On 22 August, President Ali Bongo reshuffled his cabinet and introduced opposition politicians to the government. Nonetheless, no major ministries were handed over, mainly honorific posts and the Vice-Presidency. This followed a ‘national dialogue’ that took place between March and May 2017 and had a large turnout of political parties and civil society groups. Leading opposition figures like Ping – who claimed to be the rightful winner of the August 2016 disputed presidential election – did not take part in the dialogue and will continue intermittent protests.
Impact on country risk
Even though the ICC (International Criminal Court) investigated human rights abuses during the disputed 2016 election period, chances of criminal charges against either party have been ruled out. With the dialogue and the inclusion of opposition members in the government, president Bongo is dodging the possible imposition of EU sanctions against him and his allies as well.
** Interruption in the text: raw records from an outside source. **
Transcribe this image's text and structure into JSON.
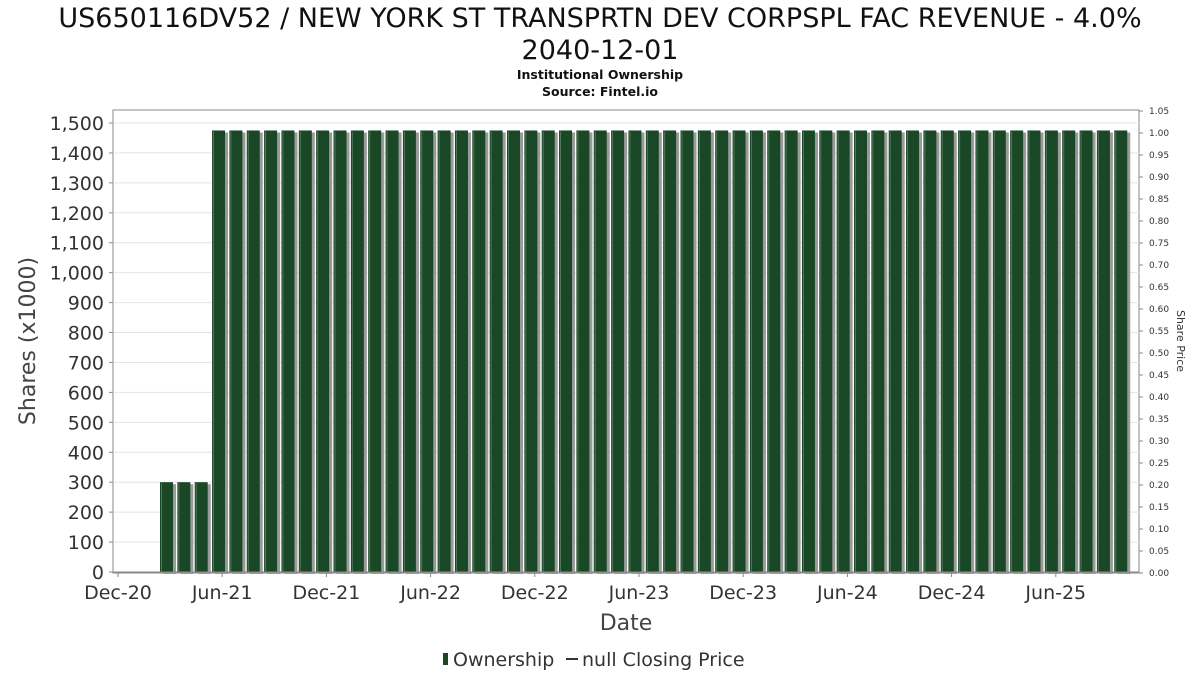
{
  "title": {
    "line1": "US650116DV52 / NEW YORK ST TRANSPRTN DEV CORPSPL FAC REVENUE - 4.0%",
    "line2": "2040-12-01",
    "subtitle": "Institutional Ownership",
    "source": "Source: Fintel.io"
  },
  "legend": {
    "ownership_label": "Ownership",
    "price_label": "null Closing Price"
  },
  "colors": {
    "bar": "#1a4725",
    "bar_shadow": "#9a9a9a",
    "grid": "#e4e4e4",
    "axis": "#888888"
  },
  "chart_data": {
    "type": "bar",
    "title": "US650116DV52 / NEW YORK ST TRANSPRTN DEV CORPSPL FAC REVENUE - 4.0% 2040-12-01",
    "xlabel": "Date",
    "ylabel": "Shares (x1000)",
    "y2label": "Share Price",
    "ylim": [
      0,
      1550
    ],
    "y2lim": [
      0,
      1.05
    ],
    "yticks": [
      0,
      100,
      200,
      300,
      400,
      500,
      600,
      700,
      800,
      900,
      1000,
      1100,
      1200,
      1300,
      1400,
      1500
    ],
    "ytick_labels": [
      "0",
      "100",
      "200",
      "300",
      "400",
      "500",
      "600",
      "700",
      "800",
      "900",
      "1,000",
      "1,100",
      "1,200",
      "1,300",
      "1,400",
      "1,500"
    ],
    "y2tick_labels": [
      "0.00",
      "0.05",
      "0.10",
      "0.15",
      "0.20",
      "0.25",
      "0.30",
      "0.35",
      "0.40",
      "0.45",
      "0.50",
      "0.55",
      "0.60",
      "0.65",
      "0.70",
      "0.75",
      "0.80",
      "0.85",
      "0.90",
      "0.95",
      "1.00",
      "1.05"
    ],
    "xtick_labels": [
      "Dec-20",
      "Jun-21",
      "Dec-21",
      "Jun-22",
      "Dec-22",
      "Jun-23",
      "Dec-23",
      "Jun-24",
      "Dec-24",
      "Jun-25"
    ],
    "grid": true,
    "legend_position": "bottom-center",
    "series": [
      {
        "name": "Ownership",
        "values": [
          300,
          300,
          300,
          1475,
          1475,
          1475,
          1475,
          1475,
          1475,
          1475,
          1475,
          1475,
          1475,
          1475,
          1475,
          1475,
          1475,
          1475,
          1475,
          1475,
          1475,
          1475,
          1475,
          1475,
          1475,
          1475,
          1475,
          1475,
          1475,
          1475,
          1475,
          1475,
          1475,
          1475,
          1475,
          1475,
          1475,
          1475,
          1475,
          1475,
          1475,
          1475,
          1475,
          1475,
          1475,
          1475,
          1475,
          1475,
          1475,
          1475,
          1475,
          1475,
          1475,
          1475,
          1475,
          1475
        ]
      }
    ]
  }
}
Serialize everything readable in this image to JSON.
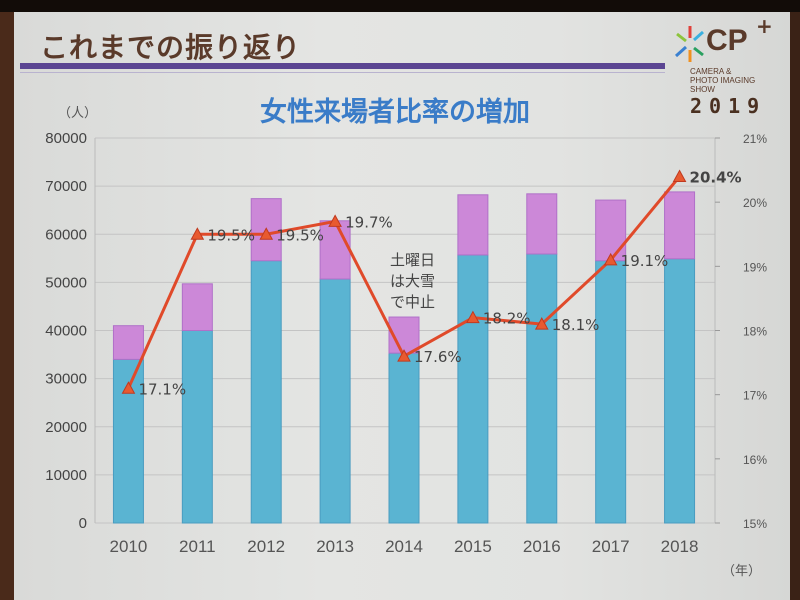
{
  "slide": {
    "heading": "これまでの振り返り",
    "logo": {
      "brand": "CP",
      "plus": "+",
      "subtitle_lines": [
        "CAMERA &",
        "PHOTO IMAGING",
        "SHOW"
      ],
      "year": "2019"
    }
  },
  "chart_data": {
    "type": "bar",
    "stacked": true,
    "title": "女性来場者比率の増加",
    "ylabel": "（人）",
    "xlabel": "（年）",
    "y2label": "",
    "categories": [
      "2010",
      "2011",
      "2012",
      "2013",
      "2014",
      "2015",
      "2016",
      "2017",
      "2018"
    ],
    "ylim": [
      0,
      80000
    ],
    "yticks": [
      "0",
      "10000",
      "20000",
      "30000",
      "40000",
      "50000",
      "60000",
      "70000",
      "80000"
    ],
    "y2lim": [
      15,
      21
    ],
    "y2ticks": [
      "15%",
      "16%",
      "17%",
      "18%",
      "19%",
      "20%",
      "21%"
    ],
    "series": [
      {
        "name": "male",
        "color": "#5ab4d2",
        "values": [
          34000,
          40000,
          54500,
          50700,
          35300,
          55700,
          55900,
          54500,
          54900
        ]
      },
      {
        "name": "female",
        "color": "#cc88d8",
        "values": [
          7000,
          9700,
          12900,
          12100,
          7500,
          12500,
          12500,
          12600,
          13900
        ]
      },
      {
        "name": "female_ratio",
        "type": "line",
        "axis": "right",
        "color": "#e04a2a",
        "values": [
          17.1,
          19.5,
          19.5,
          19.7,
          17.6,
          18.2,
          18.1,
          19.1,
          20.4
        ],
        "labels": [
          "17.1%",
          "19.5%",
          "19.5%",
          "19.7%",
          "17.6%",
          "18.2%",
          "18.1%",
          "19.1%",
          "20.4%"
        ]
      }
    ],
    "annotation": [
      "土曜日",
      "は大雪",
      "で中止"
    ],
    "grid": true
  }
}
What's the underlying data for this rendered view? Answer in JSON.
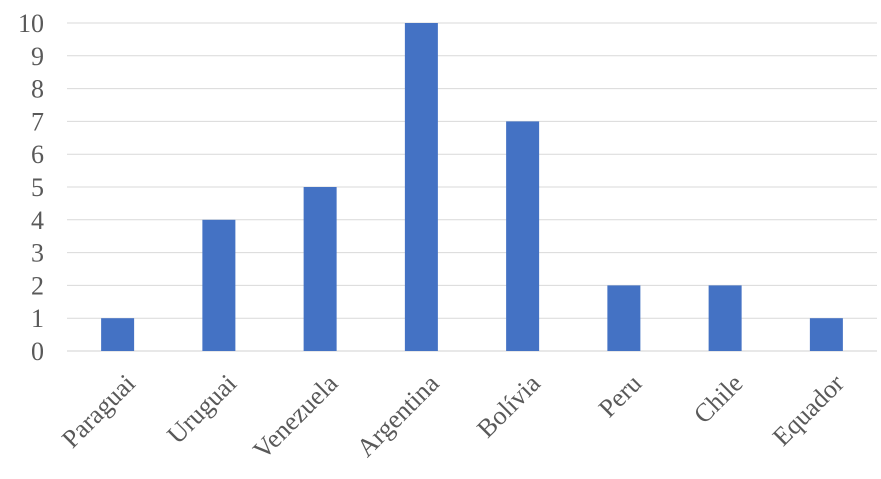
{
  "chart_data": {
    "type": "bar",
    "categories": [
      "Paraguai",
      "Uruguai",
      "Venezuela",
      "Argentina",
      "Bolívia",
      "Peru",
      "Chile",
      "Equador"
    ],
    "values": [
      1,
      4,
      5,
      10,
      7,
      2,
      2,
      1
    ],
    "title": "",
    "xlabel": "",
    "ylabel": "",
    "ylim": [
      0,
      10
    ],
    "yticks": [
      0,
      1,
      2,
      3,
      4,
      5,
      6,
      7,
      8,
      9,
      10
    ],
    "grid": true,
    "legend": "none",
    "bar_color": "#4472c4"
  }
}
Despite prolonged lobbying by opposition leader Ping and his allies, the EU is not very likely to take actions anymore. What’s more, the IMF approved a 642 million US dollar support programme in June 2017 which is likely to catalyse more international support and boost investor confidence, while it should help depressurise the deteriorated public finances. Indeed, the oil-exporting country has been going through a crisis following the fall in international oil prices. In the near term, opposition protests and public sector strikes will further intensify, albeit they are unlikely to topple Bongo before his term ends in 2023 as he still enjoys strong military backing.